Me falta incluir en este artículo una palabra clave, sin la cual todo lo anterior sería incomprensible: impunidad. Porque más fácil que contar cuántos heridos y detenidos ha habido, es contar cuántos policías han sido investigados, expedientados, suspendidos o juzgados. Ya saben la respuesta.
La misma impunidad que ha acompañado a las fuerzas policiales en todos estos años de democracia. Unas veces amparada en la lucha contra el terrorismo, otras en el silencio cómplice de los compañeros, otras en la flojera de la Justicia, y en los casos contados en que sí había investigación, juicio y condena, acudía puntual el gobierno con el indulto. Esa es la historia de los abusos policiales en España, como denuncian organismos internacionales y ONGs desde hace años, y que no distingue de cuerpos, estatales o autonómicos.
¿Hasta dónde va a llegar la actual escalada represiva?
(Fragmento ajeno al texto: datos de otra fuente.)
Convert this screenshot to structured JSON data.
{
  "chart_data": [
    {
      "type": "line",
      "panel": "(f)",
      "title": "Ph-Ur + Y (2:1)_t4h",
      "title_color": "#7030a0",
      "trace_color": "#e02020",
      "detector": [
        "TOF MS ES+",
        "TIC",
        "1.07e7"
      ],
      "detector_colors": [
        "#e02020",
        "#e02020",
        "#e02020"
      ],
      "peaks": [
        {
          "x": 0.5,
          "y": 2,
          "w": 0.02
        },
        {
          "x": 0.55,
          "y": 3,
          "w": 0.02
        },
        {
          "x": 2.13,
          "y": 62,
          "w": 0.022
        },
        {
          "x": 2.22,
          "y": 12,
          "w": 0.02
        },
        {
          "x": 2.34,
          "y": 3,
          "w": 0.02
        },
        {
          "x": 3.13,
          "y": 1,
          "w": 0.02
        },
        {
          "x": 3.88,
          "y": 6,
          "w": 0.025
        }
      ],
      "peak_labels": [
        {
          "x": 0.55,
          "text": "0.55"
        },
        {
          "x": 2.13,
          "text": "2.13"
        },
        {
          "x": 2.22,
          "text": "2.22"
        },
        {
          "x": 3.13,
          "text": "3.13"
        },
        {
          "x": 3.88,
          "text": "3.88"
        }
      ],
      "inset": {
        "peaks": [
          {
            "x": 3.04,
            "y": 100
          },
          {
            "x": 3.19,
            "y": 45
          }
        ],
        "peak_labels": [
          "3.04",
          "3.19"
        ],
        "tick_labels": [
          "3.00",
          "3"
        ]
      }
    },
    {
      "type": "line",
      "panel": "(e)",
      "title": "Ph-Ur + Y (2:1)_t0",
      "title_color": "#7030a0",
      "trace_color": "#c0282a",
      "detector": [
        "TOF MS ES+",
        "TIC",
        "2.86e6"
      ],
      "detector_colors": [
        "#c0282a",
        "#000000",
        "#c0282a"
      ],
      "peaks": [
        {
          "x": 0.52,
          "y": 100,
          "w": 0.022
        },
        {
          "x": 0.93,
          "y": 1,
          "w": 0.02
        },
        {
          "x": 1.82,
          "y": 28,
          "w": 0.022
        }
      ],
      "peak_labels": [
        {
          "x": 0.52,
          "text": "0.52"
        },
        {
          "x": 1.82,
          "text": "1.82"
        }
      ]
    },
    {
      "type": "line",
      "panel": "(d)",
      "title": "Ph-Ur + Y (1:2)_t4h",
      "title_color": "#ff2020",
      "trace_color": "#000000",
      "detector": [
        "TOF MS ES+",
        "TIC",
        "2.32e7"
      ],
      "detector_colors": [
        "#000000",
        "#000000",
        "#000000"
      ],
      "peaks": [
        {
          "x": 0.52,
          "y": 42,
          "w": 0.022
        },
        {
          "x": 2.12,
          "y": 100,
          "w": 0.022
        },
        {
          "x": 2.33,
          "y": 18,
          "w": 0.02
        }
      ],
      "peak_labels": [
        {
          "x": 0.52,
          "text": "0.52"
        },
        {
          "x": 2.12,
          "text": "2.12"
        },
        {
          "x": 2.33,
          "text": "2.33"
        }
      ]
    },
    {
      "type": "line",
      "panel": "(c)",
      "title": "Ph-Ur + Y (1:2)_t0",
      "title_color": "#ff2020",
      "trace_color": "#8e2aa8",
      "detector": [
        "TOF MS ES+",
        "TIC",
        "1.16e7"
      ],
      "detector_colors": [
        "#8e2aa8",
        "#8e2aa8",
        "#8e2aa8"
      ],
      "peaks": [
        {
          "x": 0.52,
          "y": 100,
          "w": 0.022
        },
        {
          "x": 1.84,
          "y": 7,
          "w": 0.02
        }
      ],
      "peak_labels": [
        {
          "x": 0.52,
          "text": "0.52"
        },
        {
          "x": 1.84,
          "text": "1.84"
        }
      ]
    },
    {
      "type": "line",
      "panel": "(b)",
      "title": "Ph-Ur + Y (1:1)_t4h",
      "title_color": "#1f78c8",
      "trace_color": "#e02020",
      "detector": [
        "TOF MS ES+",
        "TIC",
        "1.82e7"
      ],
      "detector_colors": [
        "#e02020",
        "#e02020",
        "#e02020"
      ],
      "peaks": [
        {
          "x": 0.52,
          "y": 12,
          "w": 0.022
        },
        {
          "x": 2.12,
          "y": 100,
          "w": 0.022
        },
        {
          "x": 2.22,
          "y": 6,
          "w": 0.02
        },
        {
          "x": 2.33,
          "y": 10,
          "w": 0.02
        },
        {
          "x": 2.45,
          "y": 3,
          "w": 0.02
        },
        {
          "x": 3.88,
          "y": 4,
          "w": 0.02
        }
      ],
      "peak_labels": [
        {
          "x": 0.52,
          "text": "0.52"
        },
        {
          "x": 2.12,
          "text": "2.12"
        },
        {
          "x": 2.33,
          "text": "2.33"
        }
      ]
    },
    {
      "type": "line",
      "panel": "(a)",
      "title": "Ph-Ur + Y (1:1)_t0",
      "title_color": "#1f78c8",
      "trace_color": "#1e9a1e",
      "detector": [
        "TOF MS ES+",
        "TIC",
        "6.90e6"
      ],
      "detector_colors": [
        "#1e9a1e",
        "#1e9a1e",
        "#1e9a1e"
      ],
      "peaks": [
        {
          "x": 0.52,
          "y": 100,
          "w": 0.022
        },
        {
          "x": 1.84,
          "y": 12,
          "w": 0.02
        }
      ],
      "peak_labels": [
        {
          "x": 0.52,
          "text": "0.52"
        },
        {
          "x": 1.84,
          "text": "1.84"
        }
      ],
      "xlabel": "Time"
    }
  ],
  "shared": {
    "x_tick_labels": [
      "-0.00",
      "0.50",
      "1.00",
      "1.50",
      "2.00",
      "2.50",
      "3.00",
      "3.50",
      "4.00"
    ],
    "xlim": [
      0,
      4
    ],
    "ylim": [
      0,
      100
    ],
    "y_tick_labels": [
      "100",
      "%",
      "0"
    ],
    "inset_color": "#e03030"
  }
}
Siendo previsible que el malestar vaya a más, ¿irá acompañada de una mayor represión? ¿Qué tiene que pasar para que alguien tome medidas? ¿Pasará como con los desahucios, que hemos necesitado dos muertos y cuatro años de protestas en la calle para que los dos grandes partidos y el gobierno se den por enterados y tomen alguna medida (insuficiente, además)?
No puede ser que tengamos que esperar un muerto para que alguien dé explicaciones, dimita o sea investigado, un ministro, un consejero, un mando policial o un agente. Lo sucedido el miércoles ya debería ser suficiente, debería tener consecuencias.
Nadie desea un muerto, sería subir de golpe varios escalones, nos enfrentaría a un escenario indeseable e imprevisible. Pero deberían saber que están tentando a la suerte a base de golpear cabezas, disparar bolas desde cerca y lanzar furgones a la carrera. Cada día después, mientras vemos los vídeos, pensamos lo mismo: lo raro es que no haya pasado nada más grave. Están a tiempo de frenar.